March 2013 - Employers across the country appear to be paying heed to the approaching OSHA deadline for construction crane operators to be formally qualified, and are signing up in record numbers for certification exams at test sites nationwide.
While the trend has been increasing for a number of years, the uptick was more pronounced in 2012 that ever before, said Manager of Program Development and Administration for the National Commission for the Certification of Crane Operators (NCCCO), Joel Oliva.
“We’re seeing growth in virtually every region of the country,” Oliva said, “and year-on-year increases of more than 50% are not uncommon in many states.”
OSHA has set a deadline of November 10, 2014, by which most crane operators working in construction must be certified.
Also fueling the spike in test volume is the increasing availability of CCO type-specific certifications.

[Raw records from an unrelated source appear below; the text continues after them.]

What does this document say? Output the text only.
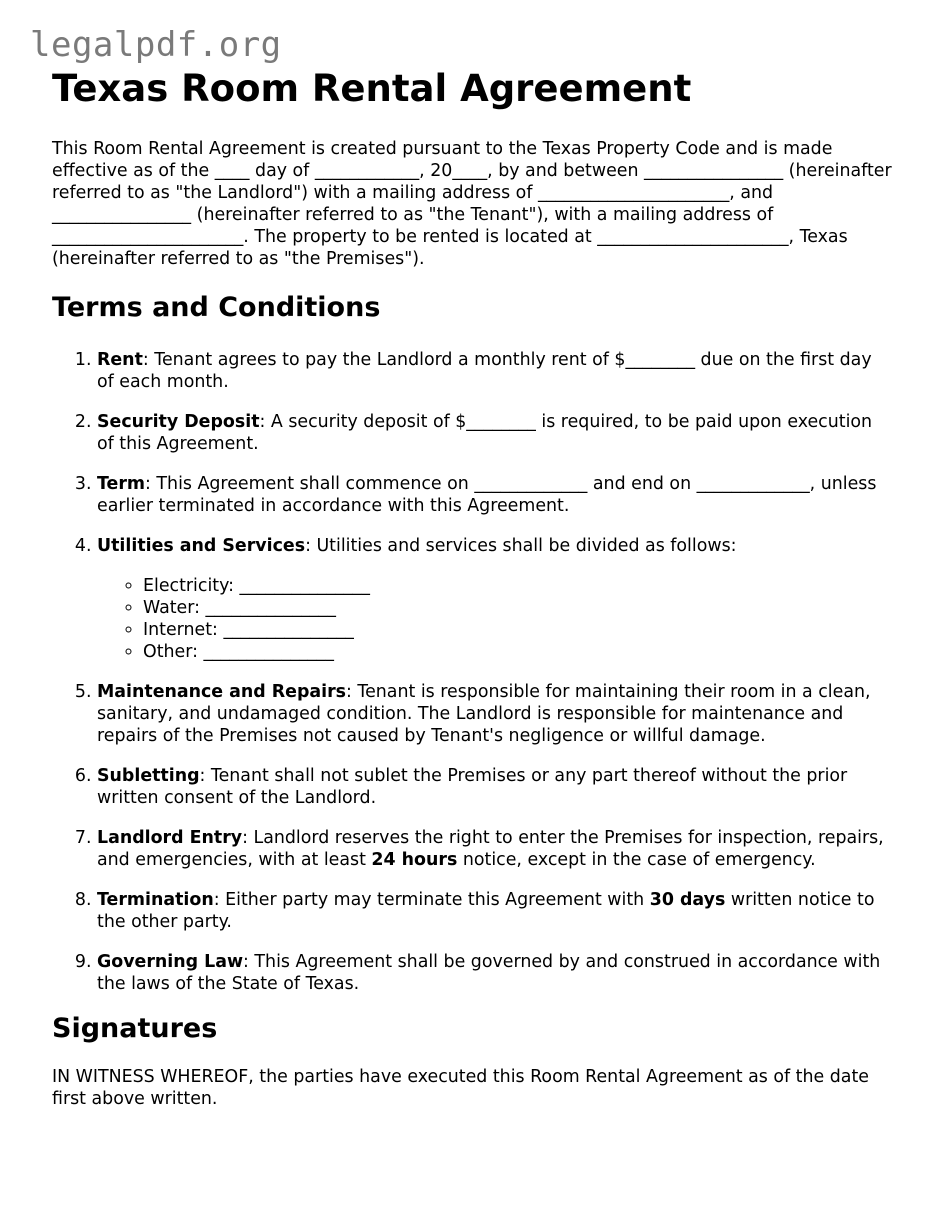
legalpdf.org
Texas Room Rental Agreement

This Room Rental Agreement is created pursuant to the Texas Property Code and is made effective as of the ____ day of ____________, 20____, by and between ________________ (hereinafter referred to as "the Landlord") with a mailing address of ______________________, and ________________ (hereinafter referred to as "the Tenant"), with a mailing address of ______________________. The property to be rented is located at ______________________, Texas (hereinafter referred to as "the Premises").

Terms and Conditions
1. Rent: Tenant agrees to pay the Landlord a monthly rent of $________ due on the first day of each month.
2. Security Deposit: A security deposit of $________ is required, to be paid upon execution of this Agreement.
3. Term: This Agreement shall commence on _____________ and end on _____________, unless earlier terminated in accordance with this Agreement.
4. Utilities and Services: Utilities and services shall be divided as follows:
◦ Electricity: _______________
◦ Water: _______________
◦ Internet: _______________
◦ Other: _______________
5. Maintenance and Repairs: Tenant is responsible for maintaining their room in a clean, sanitary, and undamaged condition. The Landlord is responsible for maintenance and repairs of the Premises not caused by Tenant's negligence or willful damage.
6. Subletting: Tenant shall not sublet the Premises or any part thereof without the prior written consent of the Landlord.
7. Landlord Entry: Landlord reserves the right to enter the Premises for inspection, repairs, and emergencies, with at least 24 hours notice, except in the case of emergency.
8. Termination: Either party may terminate this Agreement with 30 days written notice to the other party.
9. Governing Law: This Agreement shall be governed by and construed in accordance with the laws of the State of Texas.
Signatures

IN WITNESS WHEREOF, the parties have executed this Room Rental Agreement as of the date first above written.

In accordance with OSHA requirements, NCCCO now offers specific certifications for operators of articulating boom cranes (or “knucklebooms”), and digger derricks. The newest addition to the line of certifications is the Service Truck Crane Operator program being readied for launch in the second quarter.
These cranes, also known as "mechanics’ trucks," must also be operated by certified operators when used for construction work. While in practice not every variant of crane will have its own certification, Oliva said, the OSHA rule is clear that, where a certification for a specific type exists, the industry must utilize it.

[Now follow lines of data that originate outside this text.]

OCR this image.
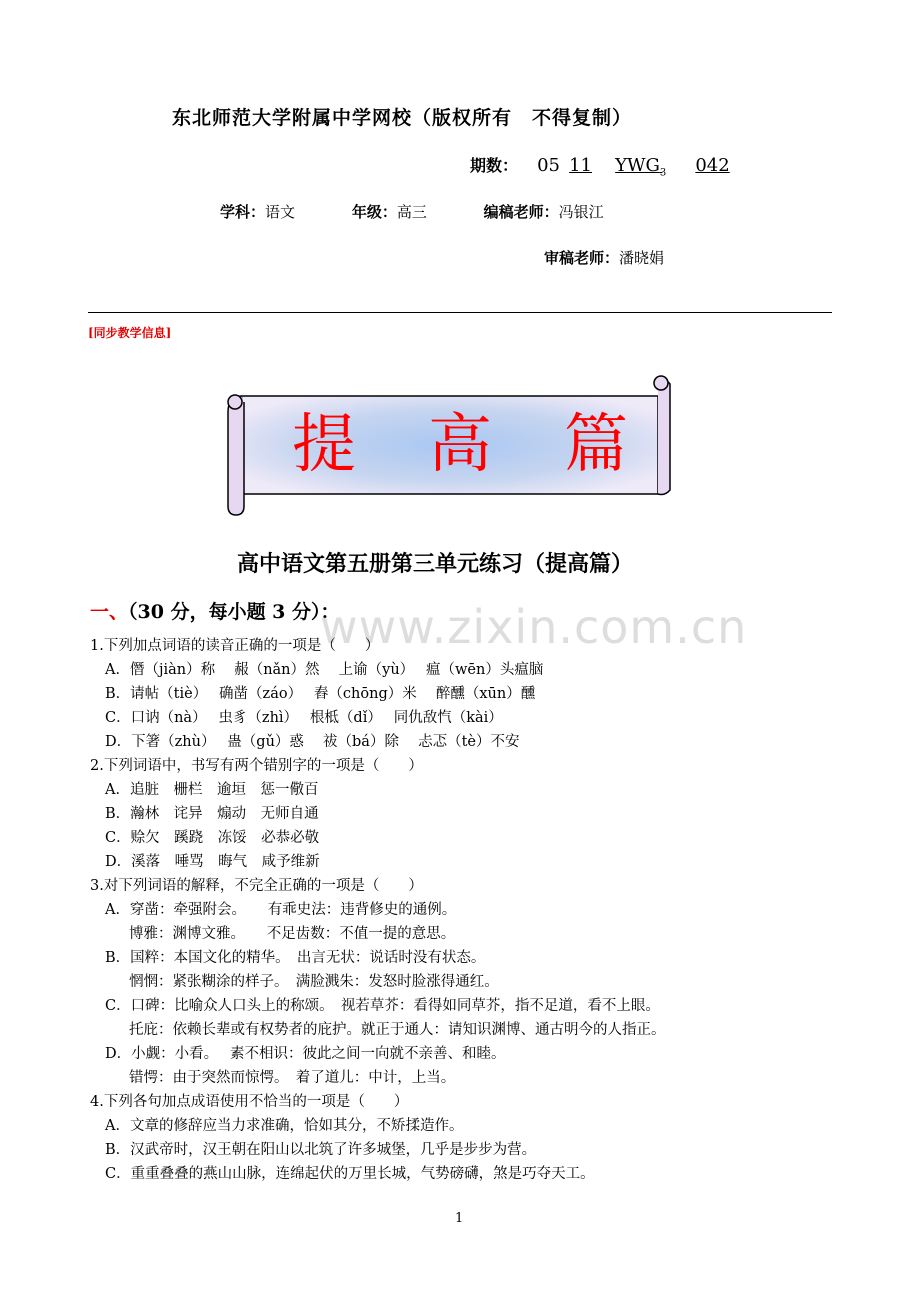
东北师范大学附属中学网校（版权所有　不得复制）
期数： 05 11 $YWG_3$ 042
学科：语文	年级：高三	编稿老师：冯银江
审稿老师：潘晓娟
[同步教学信息]
提　高　篇
高中语文第五册第三单元练习（提高篇）
一、（30 分，每小题 3 分）：
www.zixin.com.cn
1.下列加点词语的读音正确的一项是（　　）
A．僭（jiàn）称　 赧（nǎn）然　 上谕（yù）　 瘟（wēn）头瘟脑
B．请帖（tiè）　 确凿（záo）　 舂（chōng）米　 醉醺（xūn）醺
C．口讷（nà）　 虫豸（zhì）　 根柢（dǐ）　 同仇敌忾（kài）
D．下箸（zhù）　 蛊（gǔ）惑　 祓（bá）除　 忐忑（tè）不安
2.下列词语中，书写有两个错别字的一项是（　　）
A．追脏　栅栏　逾垣　惩一儆百
B．瀚林　诧异　煽动　无师自通
C．赊欠　蹊跷　冻馁　必恭必敬
D．溪落　唾骂　晦气　咸予维新
3.对下列词语的解释，不完全正确的一项是（　　）
A．穿凿：牵强附会。　　有乖史法：违背修史的通例。
博雅：渊博文雅。　　不足齿数：不值一提的意思。
B．国粹：本国文化的精华。　出言无状：说话时没有状态。
惘惘：紧张糊涂的样子。　满脸溅朱：发怒时脸涨得通红。
C．口碑：比喻众人口头上的称颂。　视若草芥：看得如同草芥，指不足道，看不上眼。
托庇：依赖长辈或有权势者的庇护。就正于通人：请知识渊博、通古明今的人指正。
D．小觑：小看。　 素不相识：彼此之间一向就不亲善、和睦。
错愕：由于突然而惊愕。　着了道儿：中计，上当。
4.下列各句加点成语使用不恰当的一项是（　　）
A．文章的修辞应当力求准确，恰如其分，不矫揉造作。
B．汉武帝时，汉王朝在阳山以北筑了许多城堡，几乎是步步为营。
C．重重叠叠的燕山山脉，连绵起伏的万里长城，气势磅礴，煞是巧夺天工。
1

Just as significantly, those operators who are already certified are making sure they hold onto their credential. Recertification rates are at record levels, and computer test centers—popular among recertification candidates for their ease of scheduling and immediate score reporting—are opening up more and more seats to accommodate the increased volume, Oliva noted.
NCCCO now offers specific certifications for operators of articulating boom cranes (seen being used for practical exams at the recent World of Concrete conference and exhibition in Las Vegas), digger derricks and (shortly) service truck cranes.